The Doctor flipped forward over the balcony, that absurd, quizzical look still on his face. Three floors below, or what might have been four in the numerically devoid architecture of Horton Plaza, he smashed through a classic San Diego gaslamp before coming to a rest on a staircase.

Katrina turned backward to behold Tom, whose eyes moved from her to the man on the stairs. Tom shrugged. In answer to a question she had not yet posed, Tom shouted, “It wasn’t me! I didn’t shoot him!” Tom trotted over to join Katrina. Together, they scanned the crowd alongside and below them. And then they saw Sean McMullan, at ground level, walking slowly toward the Doctor’s body and holstering his pistol.

“Holy shit,” Tom said. He cast his eyes at the impossible angle and distance between McMullan and the balcony, on which the FBI agent had somehow managed to put a bullet into the Doctor’s
eye
while avoiding his daughter. Tom looked toward Katrina, and the respect on his face was unmistakable.

 

 

A frustrating five minutes later, Katrina and Tom finally made it to their daughter.

Alexis was sitting on the concrete of the balcony where the Doctor had lost his eye, her body slumped over, her mother’s maroon suit filthy and torn. Her breathing was shallow and labored, her face pale. Katrina raised a hand to Alexis’ forehead, while Tom examined the wounds on her arm.

“He stuck me with a needle,” Alexis said quietly.

Katrina and Tom exchanged a look.

“When?” Katrina demanded. “How long ago?”

“Maybe an hour?” Lexi guessed.

As they processed the information, McMullan came running toward them, panting. Katrina was amazed that he had found them so quickly.

“Nice shot,” Tom said.

“Hurry,” McMullan panted, leaning forward momentarily to catch a breath. “He’s still alive.”

10:58 A.M.
PST

Behind a one-way mirror in a small room at San Quentin, a young inmate sat fidgeting in his chair. He was in way over his head. All this stuff with the cops, the FBI, and a bunch of lawyers babbling legal bullshit at him, and nobody would tell him anything about what was going on. But two things had been promised. If he told the truth, his own sentence would be reduced. And they’d keep him away from the guy he ratted on.
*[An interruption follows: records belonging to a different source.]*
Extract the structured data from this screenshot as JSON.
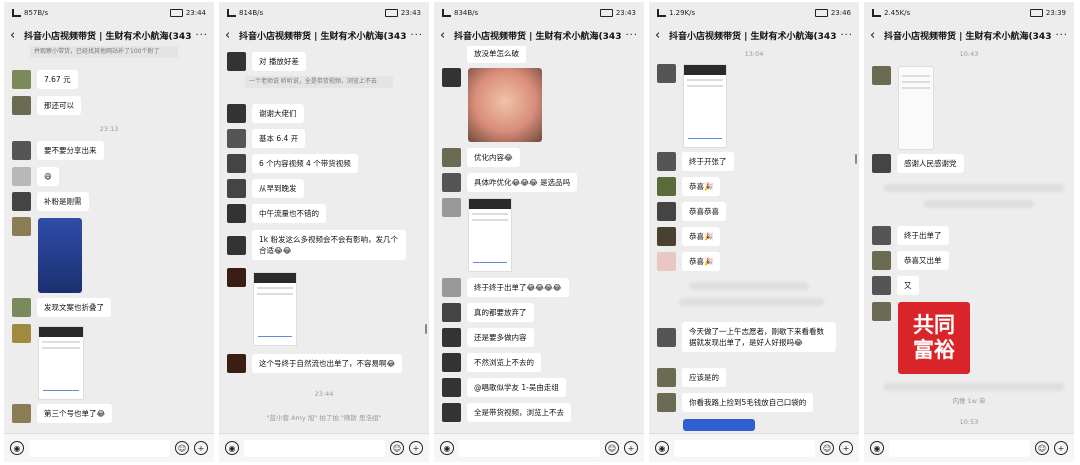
{
  "common": {
    "title": "抖音小店视频带货 | 生财有术小航海(343)",
    "back_icon": "‹",
    "more_icon": "···",
    "voice_icon": "◉",
    "emoji_icon": "☺",
    "plus_icon": "+"
  },
  "panels": [
    {
      "status": {
        "speed": "857B/s",
        "time": "23:44",
        "battery": "35"
      },
      "sys": [
        "并观察小带货，已经找其他网站补了100个粉了",
        "23:13"
      ],
      "messages": [
        "7.67 元",
        "那还可以",
        "要不要分享出来",
        "😄",
        "补粉是刚需",
        "发现文案也折叠了",
        "第三个号也单了😂"
      ]
    },
    {
      "status": {
        "speed": "814B/s",
        "time": "23:43",
        "battery": "35"
      },
      "sys": [
        "一个老师说 听听说，全是带货视频，浏览上不去",
        "23:44",
        "\"蓝小蓉 Amy 旭\" 拍了拍 \"隋斯 思浩组\""
      ],
      "messages": [
        "对 播放好差",
        "谢谢大佬们",
        "基本 6.4 开",
        "6 个内容视频 4 个带货视频",
        "从早到晚发",
        "中午流量也不错的",
        "1k 粉发这么多视频会不会有影响，发几个合适😂😂",
        "这个号终于自然流也出单了，不容易啊😂"
      ]
    },
    {
      "status": {
        "speed": "834B/s",
        "time": "23:43",
        "battery": "35"
      },
      "sys": [],
      "messages": [
        "放没单怎么破",
        "优化内容😂",
        "具体咋优化😂😂😂 是选品吗",
        "终于终于出单了😂😂😂😂",
        "真的都要放弃了",
        "还是要多做内容",
        "不然浏览上不去的",
        "@唱歌似学友 1-吴由走组",
        "全是带货视频，浏览上不去"
      ]
    },
    {
      "status": {
        "speed": "1.29K/s",
        "time": "23:46",
        "battery": "35"
      },
      "sys": [
        "13:04"
      ],
      "messages": [
        "终于开张了",
        "恭喜🎉",
        "恭喜恭喜",
        "恭喜🎉",
        "恭喜🎉",
        "今天做了一上午志愿者，刚歇下来看看数据就发现出单了，是好人好报吗😂",
        "应该是的",
        "你看我路上捡到5毛钱放自己口袋的"
      ]
    },
    {
      "status": {
        "speed": "2.45K/s",
        "time": "23:39",
        "battery": "35"
      },
      "sys": [
        "10:43",
        "内推 1w 单",
        "10:53"
      ],
      "messages": [
        "感谢人民感谢党",
        "终于出单了",
        "恭喜又出单",
        "又"
      ],
      "sticker": [
        "共同",
        "富裕"
      ]
    }
  ],
  "colors": {
    "chat_bg": "#ededed",
    "bubble": "#ffffff",
    "sticker_red": "#d9242a"
  }
}
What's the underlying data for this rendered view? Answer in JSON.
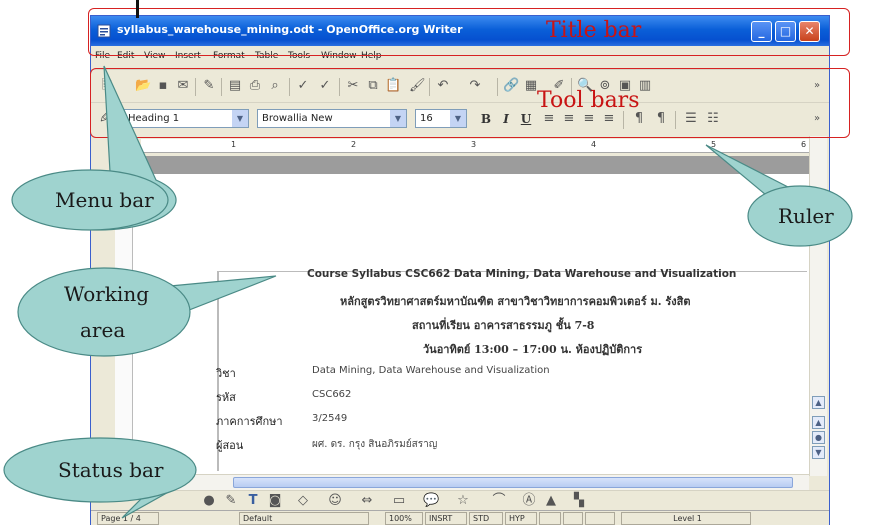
{
  "window": {
    "title": "syllabus_warehouse_mining.odt - OpenOffice.org Writer",
    "controls": {
      "minimize": "_",
      "maximize": "□",
      "close": "✕"
    }
  },
  "menu": [
    "File",
    "Edit",
    "View",
    "Insert",
    "Format",
    "Table",
    "Tools",
    "Window",
    "Help"
  ],
  "format_bar": {
    "paragraph_style": "Heading 1",
    "font_name": "Browallia New",
    "font_size": "16",
    "bold": "B",
    "italic": "I",
    "underline": "U"
  },
  "ruler": {
    "numbers": [
      "1",
      "2",
      "3",
      "4",
      "5",
      "6"
    ]
  },
  "document": {
    "title_line": "Course Syllabus CSC662 Data Mining, Data Warehouse and Visualization",
    "thai_line1": "หลักสูตรวิทยาศาสตร์มหาบัณฑิต สาขาวิชาวิทยาการคอมพิวเตอร์ ม. รังสิต",
    "thai_line2": "สถานที่เรียน อาคารสาธรรมภู ชั้น 7-8",
    "thai_line3": "วันอาทิตย์ 13:00 – 17:00 น. ห้องปฏิบัติการ",
    "fields": [
      {
        "label": "วิชา",
        "value": "Data Mining, Data Warehouse and Visualization"
      },
      {
        "label": "รหัส",
        "value": "CSC662"
      },
      {
        "label": "ภาคการศึกษา",
        "value": "3/2549"
      },
      {
        "label": "ผู้สอน",
        "value": "ผศ. ดร. กรุง สินอภิรมย์สราญ"
      }
    ]
  },
  "status": {
    "page": "Page 1 / 4",
    "style": "Default",
    "zoom": "100%",
    "insert_mode": "INSRT",
    "selection_mode": "STD",
    "hyperlink_mode": "HYP",
    "outline_level": "Level 1"
  },
  "annotations": {
    "title_bar": "Title bar",
    "tool_bars": "Tool bars",
    "menu_bar": "Menu bar",
    "ruler": "Ruler",
    "working_area_1": "Working",
    "working_area_2": "area",
    "status_bar": "Status bar"
  },
  "colors": {
    "callout_red": "#c81414",
    "bubble_fill": "#9fd3cf",
    "titlebar_blue": "#0a5fd8"
  }
}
Several months earlier, the young prisoner had been serving kitchen duty. All he had to do was ration out a bunch of dinners for one of the death row wings. Some Mexican had paid him to take over the job for one night. And he wasn’t about to argue about it or ask why. He took the money and went back to his cell.

Now, months later, he was supposed to point out the Mexican. He wasn’t sure if he’d get the right one. It was a long time ago, and he hadn’t been paying much attention. He didn’t know what would happen if he picked the wrong guy. Maybe they already knew who the right guy was, and this was a test. Maybe his sentence would be even longer if he gave the wrong answer.